Notes co-author Naomi Wray, a University of Queensland psychiatric geneticist: “This study validates predictions that collecting larger sample sizes would allow identification of more genetic variants associated with schizophrenia. It can be easy to forget, but this was doubted by some when the first GWAS for schizophrenia were published about five years ago. About 3000 cases identified only one associated locus.”

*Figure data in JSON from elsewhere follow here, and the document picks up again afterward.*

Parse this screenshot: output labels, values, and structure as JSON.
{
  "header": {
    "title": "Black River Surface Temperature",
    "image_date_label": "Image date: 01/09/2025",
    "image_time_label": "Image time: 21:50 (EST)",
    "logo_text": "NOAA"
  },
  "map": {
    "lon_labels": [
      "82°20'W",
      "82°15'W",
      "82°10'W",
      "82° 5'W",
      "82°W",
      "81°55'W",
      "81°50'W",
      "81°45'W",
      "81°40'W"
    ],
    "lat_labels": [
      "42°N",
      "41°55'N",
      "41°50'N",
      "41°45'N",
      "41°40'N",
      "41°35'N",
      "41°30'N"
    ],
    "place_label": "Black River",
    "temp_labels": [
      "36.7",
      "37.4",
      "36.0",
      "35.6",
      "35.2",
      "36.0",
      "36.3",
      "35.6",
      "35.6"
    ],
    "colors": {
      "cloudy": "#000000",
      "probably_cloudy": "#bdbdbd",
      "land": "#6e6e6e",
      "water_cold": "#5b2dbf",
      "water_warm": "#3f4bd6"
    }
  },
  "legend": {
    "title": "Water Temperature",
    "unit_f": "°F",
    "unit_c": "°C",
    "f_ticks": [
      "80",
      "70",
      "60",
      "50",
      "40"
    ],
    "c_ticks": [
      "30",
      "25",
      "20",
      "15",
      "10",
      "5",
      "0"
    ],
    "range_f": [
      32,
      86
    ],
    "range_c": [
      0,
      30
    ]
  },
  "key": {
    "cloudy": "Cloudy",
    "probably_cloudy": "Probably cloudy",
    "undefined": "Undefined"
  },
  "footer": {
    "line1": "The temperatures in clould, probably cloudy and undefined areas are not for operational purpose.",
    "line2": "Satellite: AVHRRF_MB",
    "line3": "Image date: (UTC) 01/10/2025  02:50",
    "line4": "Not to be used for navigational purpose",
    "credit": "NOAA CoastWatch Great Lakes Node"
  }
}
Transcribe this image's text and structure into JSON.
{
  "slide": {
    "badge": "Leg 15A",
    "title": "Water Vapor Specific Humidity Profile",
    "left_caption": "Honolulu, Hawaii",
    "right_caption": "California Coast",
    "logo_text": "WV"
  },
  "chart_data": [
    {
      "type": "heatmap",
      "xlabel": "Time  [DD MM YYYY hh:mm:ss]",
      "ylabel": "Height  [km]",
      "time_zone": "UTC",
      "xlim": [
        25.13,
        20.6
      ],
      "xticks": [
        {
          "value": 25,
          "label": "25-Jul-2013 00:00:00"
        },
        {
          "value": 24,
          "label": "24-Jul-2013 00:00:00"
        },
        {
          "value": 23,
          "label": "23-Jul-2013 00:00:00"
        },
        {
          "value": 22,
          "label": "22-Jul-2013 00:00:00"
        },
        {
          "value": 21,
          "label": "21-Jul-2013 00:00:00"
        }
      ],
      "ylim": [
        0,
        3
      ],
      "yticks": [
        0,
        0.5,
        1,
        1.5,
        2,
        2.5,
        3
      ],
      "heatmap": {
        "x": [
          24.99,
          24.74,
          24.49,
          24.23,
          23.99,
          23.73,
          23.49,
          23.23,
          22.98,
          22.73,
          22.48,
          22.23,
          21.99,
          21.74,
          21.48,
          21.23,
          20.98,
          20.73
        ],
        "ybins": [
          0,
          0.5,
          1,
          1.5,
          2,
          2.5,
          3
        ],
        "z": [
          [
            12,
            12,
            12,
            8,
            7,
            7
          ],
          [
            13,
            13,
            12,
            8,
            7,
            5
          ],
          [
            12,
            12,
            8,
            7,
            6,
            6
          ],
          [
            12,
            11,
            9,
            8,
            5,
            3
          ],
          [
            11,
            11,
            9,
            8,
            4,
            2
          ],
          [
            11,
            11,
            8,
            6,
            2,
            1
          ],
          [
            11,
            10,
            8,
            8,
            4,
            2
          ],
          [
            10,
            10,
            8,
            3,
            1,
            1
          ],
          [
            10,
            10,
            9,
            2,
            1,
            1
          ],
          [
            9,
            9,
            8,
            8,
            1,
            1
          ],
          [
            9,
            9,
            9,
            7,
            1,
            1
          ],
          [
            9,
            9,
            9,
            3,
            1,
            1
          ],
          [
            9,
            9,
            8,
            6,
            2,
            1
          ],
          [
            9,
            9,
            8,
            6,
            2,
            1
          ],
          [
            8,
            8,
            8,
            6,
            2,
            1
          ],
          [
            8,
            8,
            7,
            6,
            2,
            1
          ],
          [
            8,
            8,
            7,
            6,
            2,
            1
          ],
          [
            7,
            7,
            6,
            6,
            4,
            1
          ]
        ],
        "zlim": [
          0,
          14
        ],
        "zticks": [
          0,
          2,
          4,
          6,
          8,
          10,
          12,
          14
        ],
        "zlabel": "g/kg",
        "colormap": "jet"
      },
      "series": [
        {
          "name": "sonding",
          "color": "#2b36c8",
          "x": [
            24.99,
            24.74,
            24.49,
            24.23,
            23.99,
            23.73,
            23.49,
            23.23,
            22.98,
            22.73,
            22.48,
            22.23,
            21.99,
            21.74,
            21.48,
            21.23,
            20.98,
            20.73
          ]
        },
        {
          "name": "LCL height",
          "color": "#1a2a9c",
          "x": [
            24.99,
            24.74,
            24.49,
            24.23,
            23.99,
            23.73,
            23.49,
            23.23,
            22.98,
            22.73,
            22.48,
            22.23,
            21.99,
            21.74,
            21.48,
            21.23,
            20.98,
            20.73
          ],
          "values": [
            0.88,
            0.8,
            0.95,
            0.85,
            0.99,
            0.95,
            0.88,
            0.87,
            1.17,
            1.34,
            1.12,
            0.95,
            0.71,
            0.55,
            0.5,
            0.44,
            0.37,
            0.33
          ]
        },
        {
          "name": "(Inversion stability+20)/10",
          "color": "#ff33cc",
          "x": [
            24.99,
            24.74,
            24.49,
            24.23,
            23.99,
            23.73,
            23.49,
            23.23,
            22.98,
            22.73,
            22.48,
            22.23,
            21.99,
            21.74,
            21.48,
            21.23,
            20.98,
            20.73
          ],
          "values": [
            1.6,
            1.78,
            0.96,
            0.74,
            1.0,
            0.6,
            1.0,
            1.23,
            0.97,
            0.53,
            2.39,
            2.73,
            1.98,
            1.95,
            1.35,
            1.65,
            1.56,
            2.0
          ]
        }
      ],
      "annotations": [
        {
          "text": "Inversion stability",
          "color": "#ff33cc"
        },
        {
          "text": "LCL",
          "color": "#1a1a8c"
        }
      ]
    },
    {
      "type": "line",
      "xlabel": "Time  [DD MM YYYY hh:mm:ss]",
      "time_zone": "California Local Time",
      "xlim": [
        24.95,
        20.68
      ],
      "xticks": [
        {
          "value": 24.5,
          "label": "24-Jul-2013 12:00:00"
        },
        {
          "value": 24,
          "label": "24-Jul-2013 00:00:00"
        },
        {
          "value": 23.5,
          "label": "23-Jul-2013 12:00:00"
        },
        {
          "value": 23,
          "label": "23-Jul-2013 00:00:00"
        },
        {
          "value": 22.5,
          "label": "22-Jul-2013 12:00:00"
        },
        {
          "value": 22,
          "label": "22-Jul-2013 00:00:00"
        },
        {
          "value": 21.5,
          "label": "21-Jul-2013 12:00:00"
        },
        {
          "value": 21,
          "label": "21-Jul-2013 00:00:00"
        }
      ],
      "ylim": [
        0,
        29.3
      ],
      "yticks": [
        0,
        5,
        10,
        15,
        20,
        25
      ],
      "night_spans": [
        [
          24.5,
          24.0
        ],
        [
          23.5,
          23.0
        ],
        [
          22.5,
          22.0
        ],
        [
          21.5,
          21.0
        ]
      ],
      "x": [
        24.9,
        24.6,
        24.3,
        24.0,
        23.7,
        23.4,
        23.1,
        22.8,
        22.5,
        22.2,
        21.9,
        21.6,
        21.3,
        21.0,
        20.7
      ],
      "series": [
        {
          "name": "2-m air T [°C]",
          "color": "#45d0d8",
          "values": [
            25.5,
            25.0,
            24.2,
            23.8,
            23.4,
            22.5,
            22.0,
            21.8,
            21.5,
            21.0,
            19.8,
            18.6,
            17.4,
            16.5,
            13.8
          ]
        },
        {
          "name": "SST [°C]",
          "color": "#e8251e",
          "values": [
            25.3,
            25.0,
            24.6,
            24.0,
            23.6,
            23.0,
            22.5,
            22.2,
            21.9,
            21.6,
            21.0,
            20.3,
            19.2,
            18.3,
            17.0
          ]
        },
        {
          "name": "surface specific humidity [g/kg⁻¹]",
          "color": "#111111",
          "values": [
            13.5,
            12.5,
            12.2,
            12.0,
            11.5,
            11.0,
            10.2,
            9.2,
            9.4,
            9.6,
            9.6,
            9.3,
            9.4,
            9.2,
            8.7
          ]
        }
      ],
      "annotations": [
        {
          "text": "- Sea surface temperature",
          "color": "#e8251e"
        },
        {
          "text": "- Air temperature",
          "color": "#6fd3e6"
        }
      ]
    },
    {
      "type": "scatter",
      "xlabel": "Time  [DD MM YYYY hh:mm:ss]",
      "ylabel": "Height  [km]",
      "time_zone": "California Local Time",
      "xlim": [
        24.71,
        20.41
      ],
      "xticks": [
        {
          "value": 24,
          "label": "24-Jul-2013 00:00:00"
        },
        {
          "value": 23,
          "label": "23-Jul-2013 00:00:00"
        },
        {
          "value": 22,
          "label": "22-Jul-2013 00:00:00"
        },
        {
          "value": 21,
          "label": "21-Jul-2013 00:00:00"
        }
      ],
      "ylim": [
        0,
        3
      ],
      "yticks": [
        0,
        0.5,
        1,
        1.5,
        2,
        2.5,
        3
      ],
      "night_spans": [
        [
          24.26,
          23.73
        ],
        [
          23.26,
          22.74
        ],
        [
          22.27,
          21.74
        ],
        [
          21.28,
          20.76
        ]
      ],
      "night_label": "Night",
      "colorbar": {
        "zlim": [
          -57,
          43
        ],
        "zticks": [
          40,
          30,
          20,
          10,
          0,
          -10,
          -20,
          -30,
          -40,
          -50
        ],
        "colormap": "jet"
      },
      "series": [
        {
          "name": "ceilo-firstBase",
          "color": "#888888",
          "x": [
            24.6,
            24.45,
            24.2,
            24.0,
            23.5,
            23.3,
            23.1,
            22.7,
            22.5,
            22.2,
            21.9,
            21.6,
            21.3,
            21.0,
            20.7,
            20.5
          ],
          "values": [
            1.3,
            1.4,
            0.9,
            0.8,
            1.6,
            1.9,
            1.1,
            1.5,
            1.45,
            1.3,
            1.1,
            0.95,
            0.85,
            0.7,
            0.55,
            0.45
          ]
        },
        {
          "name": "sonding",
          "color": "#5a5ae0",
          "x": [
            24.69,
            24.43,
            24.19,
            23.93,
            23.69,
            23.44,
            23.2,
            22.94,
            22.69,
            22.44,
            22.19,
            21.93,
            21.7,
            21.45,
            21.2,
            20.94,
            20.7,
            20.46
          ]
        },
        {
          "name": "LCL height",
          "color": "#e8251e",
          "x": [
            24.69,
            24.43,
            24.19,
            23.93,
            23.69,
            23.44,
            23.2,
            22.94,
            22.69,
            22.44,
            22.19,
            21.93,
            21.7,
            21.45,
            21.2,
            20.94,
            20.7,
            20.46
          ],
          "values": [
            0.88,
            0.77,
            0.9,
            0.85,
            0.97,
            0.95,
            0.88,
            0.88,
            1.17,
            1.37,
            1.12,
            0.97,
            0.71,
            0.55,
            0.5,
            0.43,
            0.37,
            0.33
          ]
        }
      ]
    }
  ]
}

Adds Wray: “This validation is important, providing clear direction for the study of other psychiatric disorders. The effort required in bringing together larger samples with genome-wide genotype data will bear fruit. Identification of genetic risk loci by studying complexity of human genetic variation has been a long time in coming, but is critical for dissecting the complexity of human disease. The identification of 22 genomic loci associated with schizophrenia has pushed a larger wedge in the door to help prise open new insights into the causal mechanisms. The functional follow-up of these loci is still a mountain to climb, but base camp has been located.”
Wrote University Hospital Basel Medical Genetics Director Sven Cichon, at the Schizophrenia Research Forum: “One important message is that increasing the GWAS sample size in a complex neuropsychiatric phenotype such as schizophrenia identifies more common risk loci. In the first-wave schizophrenia mega-analysis two years ago, five risk loci of genomewide significance were detected.” Now, as noted, there are 22.
He added that the genes singled out by Sullivan – CACNA1C and CACNB2 —are relevant to bipolar disorder. “There is growing evidence calcium signaling is involved in both bipolar disorder and schizophrenia. Calcium signaling is a crucial neuronal process and relevant in a number of human diseases, as the authors nicely review. Importantly, calcium channel complexes may be useful for clinical translation, e.g., as drug targets.”
Agrees Smoller: “One of the most exciting messages from this work is that, as larger studies identify a growing catalogue of risk variants, the biological pathways that underlie disease come into focus. This study provides compelling evidence that genes involved in neuronal calcium signaling are important in the etiology of schizophrenia. That's exciting. It supports a growing body of research implicating this biological pathway in a range of psychiatric disorders, including bipolar disorder, depression, and autism. Identifying specific biological pathways, not just individual genes, opens windows we can use to peer into the neurobiology of the disorder. Second, this pathway provides clear possibilities for clinical translation: drugs targeting this pathway, including some already available, may give us novel treatments. That's a really hopeful development. Our current treatments are all based on a small set of targets, and have significant limitations.”